Après quelques années d’existence, lorsque la sensibilisation des publics, des élus, de la presse et de la profession en général avait atteint un premier but satisfaisant, Lorrina proposa à Michel Caserta et au conseil d’administration de la Biennale, l’édition d’un livre dont les auteurs seraient représentatifs de toute la profession : des danseurs, des chorégraphes, des théoriciens, des journalistes etc. La publication se fera avec le concours des éditions Armand Colin 1987: «La danse, naissance d’un mouvement de pensée ». Dans ce livre volumineux la danse « parle par elle-même, d’elle même ». Françoise et Dominique Dupuy, Pascal Ory, Vincent Pradourat, José Gil, Patrick Bossatti, Françoise Duchaxel, Chantal Aubry, Elisabeth Schwartz, Annie Bozzini, Josseline le Bouhis, Marc Monet, Alain Foix, Jeanne Labrune, Jean-Louis Badet, Michel Hallet-Eghayan, Guy Benisty…à propos de l’Histoire de la danse depuis ses origines à nos jours, sur les questions du corps, concernant la parole des œuvres et de celle des auteurs à travers l’étude des personnalités de Pina Bausch, Cunningham, Karole Armitage, Hideyuki Yano, l’Esquisse, Mathilde Monnier, Kilina Cremona, Michel Kelemenis, Marc Vincent, Mark Tompkins, Josephine Guatari et Min Tanaka, Daniel Larrieu, Dominique Bagouet, Sidoni Rochon, Claude Brumachon, Paco Decina, Herve Diasnas, François Verret, Angelin Preljocaj, Joseph Nadj, Maguy Marin, Daniel Dobbels, Philippe Decouflé, se rapportant aux expériences marginales comme celles de Jean-Claude Gallotta, Karine Saporta, Odile Duboc, Catherine Diveres, Karine Waehner, Christine Gérard ; puis il sera question des métiers de la danse avec Gilles Grand, Pascal Dusapin pour la musique, Françoise Michel pour les lumières, Dominique Fabrègue pour les costumes, une tentative de réflexion sur la critique, le cinéma, les conservatoires publics, le théâtre de la Bastille…

Une erreur néanmoins

Dessin pour la Biennale et la revue Adage, Danse et société, d’Ernest Pignon Ernest.

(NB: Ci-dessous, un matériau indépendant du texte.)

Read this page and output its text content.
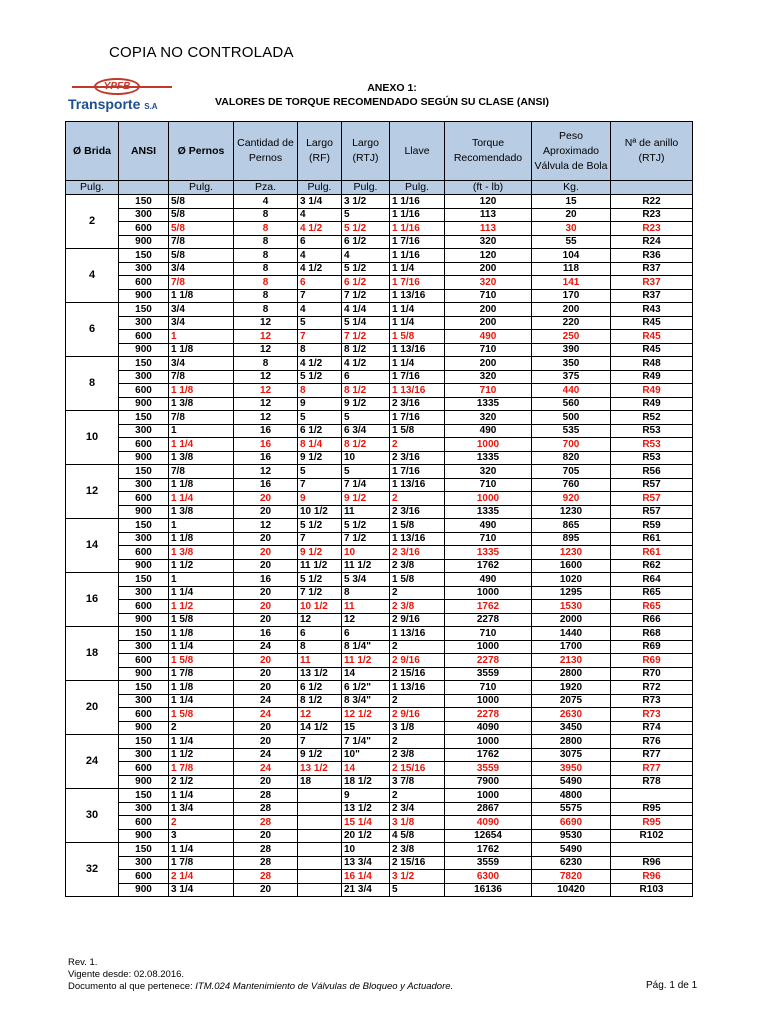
COPIA NO CONTROLADA
YPFB
Transporte S.A
ANEXO 1:
VALORES DE TORQUE RECOMENDADO SEGÚN SU CLASE (ANSI)
Ø Brida	ANSI	Ø Pernos	Cantidad de Pernos	Largo (RF)	Largo (RTJ)	Llave	Torque Recomendado	Peso Aproximado Válvula de Bola	Nª de anillo (RTJ)
Pulg.		Pulg.	Pza.	Pulg.	Pulg.	Pulg.	(ft - lb)	Kg.	
2	150	5/8	4	3 1/4	3 1/2	1 1/16	120	15	R22
	300	5/8	8	4	5	1 1/16	113	20	R23
	600	5/8	8	4 1/2	5 1/2	1 1/16	113	30	R23
	900	7/8	8	6	6 1/2	1 7/16	320	55	R24
4	150	5/8	8	4	4	1 1/16	120	104	R36
	300	3/4	8	4 1/2	5 1/2	1 1/4	200	118	R37
	600	7/8	8	6	6 1/2	1 7/16	320	141	R37
	900	1 1/8	8	7	7 1/2	1 13/16	710	170	R37
6	150	3/4	8	4	4 1/4	1 1/4	200	200	R43
	300	3/4	12	5	5 1/4	1 1/4	200	220	R45
	600	1	12	7	7 1/2	1 5/8	490	250	R45
	900	1 1/8	12	8	8 1/2	1 13/16	710	390	R45
8	150	3/4	8	4 1/2	4 1/2	1 1/4	200	350	R48
	300	7/8	12	5 1/2	6	1 7/16	320	375	R49
	600	1 1/8	12	8	8 1/2	1 13/16	710	440	R49
	900	1 3/8	12	9	9 1/2	2 3/16	1335	560	R49
10	150	7/8	12	5	5	1 7/16	320	500	R52
	300	1	16	6 1/2	6 3/4	1 5/8	490	535	R53
	600	1 1/4	16	8 1/4	8 1/2	2	1000	700	R53
	900	1 3/8	16	9 1/2	10	2 3/16	1335	820	R53
12	150	7/8	12	5	5	1 7/16	320	705	R56
	300	1 1/8	16	7	7 1/4	1 13/16	710	760	R57
	600	1 1/4	20	9	9 1/2	2	1000	920	R57
	900	1 3/8	20	10 1/2	11	2 3/16	1335	1230	R57
14	150	1	12	5 1/2	5 1/2	1 5/8	490	865	R59
	300	1 1/8	20	7	7 1/2	1 13/16	710	895	R61
	600	1 3/8	20	9 1/2	10	2 3/16	1335	1230	R61
	900	1 1/2	20	11 1/2	11 1/2	2 3/8	1762	1600	R62
16	150	1	16	5 1/2	5 3/4	1 5/8	490	1020	R64
	300	1 1/4	20	7 1/2	8	2	1000	1295	R65
	600	1 1/2	20	10 1/2	11	2 3/8	1762	1530	R65
	900	1 5/8	20	12	12	2 9/16	2278	2000	R66
18	150	1 1/8	16	6	6	1 13/16	710	1440	R68
	300	1 1/4	24	8	8 1/4"	2	1000	1700	R69
	600	1 5/8	20	11	11 1/2	2 9/16	2278	2130	R69
	900	1 7/8	20	13 1/2	14	2 15/16	3559	2800	R70
20	150	1 1/8	20	6 1/2	6 1/2"	1 13/16	710	1920	R72
	300	1 1/4	24	8 1/2	8 3/4"	2	1000	2075	R73
	600	1 5/8	24	12	12 1/2	2 9/16	2278	2630	R73
	900	2	20	14 1/2	15	3 1/8	4090	3450	R74
24	150	1 1/4	20	7	7 1/4"	2	1000	2800	R76
	300	1 1/2	24	9 1/2	10"	2 3/8	1762	3075	R77
	600	1 7/8	24	13 1/2	14	2 15/16	3559	3950	R77
	900	2 1/2	20	18	18 1/2	3 7/8	7900	5490	R78
30	150	1 1/4	28		9	2	1000	4800	
	300	1 3/4	28		13 1/2	2 3/4	2867	5575	R95
	600	2	28		15 1/4	3 1/8	4090	6690	R95
	900	3	20		20 1/2	4 5/8	12654	9530	R102
32	150	1 1/4	28		10	2 3/8	1762	5490	
	300	1 7/8	28		13 3/4	2 15/16	3559	6230	R96
	600	2 1/4	28		16 1/4	3 1/2	6300	7820	R96
	900	3 1/4	20		21 3/4	5	16136	10420	R103
Rev. 1.
Vigente desde: 02.08.2016.
Documento al que pertenece: ITM.024 Mantenimiento de Válvulas de Bloqueo y Actuadore.	Pág. 1 de 1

La Biennale s’était voulue nationale parce qu’à l’époque où elle est fondée le peut de crédit qui allait à la danse était destiné aux compagnies américaines qui trouvaient à Paris une vraie terre d’asile qui n’existait pas pour elles et pour leur talent aux USA où ailleurs dans le monde. Cela dit, tout le monde comprit rétrospectivement qu’il était injuste de se plaindre de leur présence en France puisqu’au fond elles apportèrent leur talent et leur savoir faire et n’étaient pas responsables de l’absence de budget de l’État pour la danse contemporaine. Lorrina se rendit compte, peu à peu, que ce choix, malgré sa légitimité première, était une erreur et suggèra que la Biennale reçoive un invité d’honneur qui soit un chorégraphe dont le renom profiterait à tous, mais surtout aux jeunes compagnies invitées par Michel Caserta qui entreraient ainsi dans la « grande famille » internationale des artistes de la danse. Ce sera donc à l’occasion du Xe anniversaire de la biennale qu’elle prendra contact, pour Michel Caserta avec le regretté et discret Thomas Erdos pour inviter Alwin Nikolais. A cette occasion Olivier Etcheverry, chargé alors du visuel pour la Biennale, tournera en tant que réalisateur de cinéma, un film sur Nikolais en coproduction avec la biennale.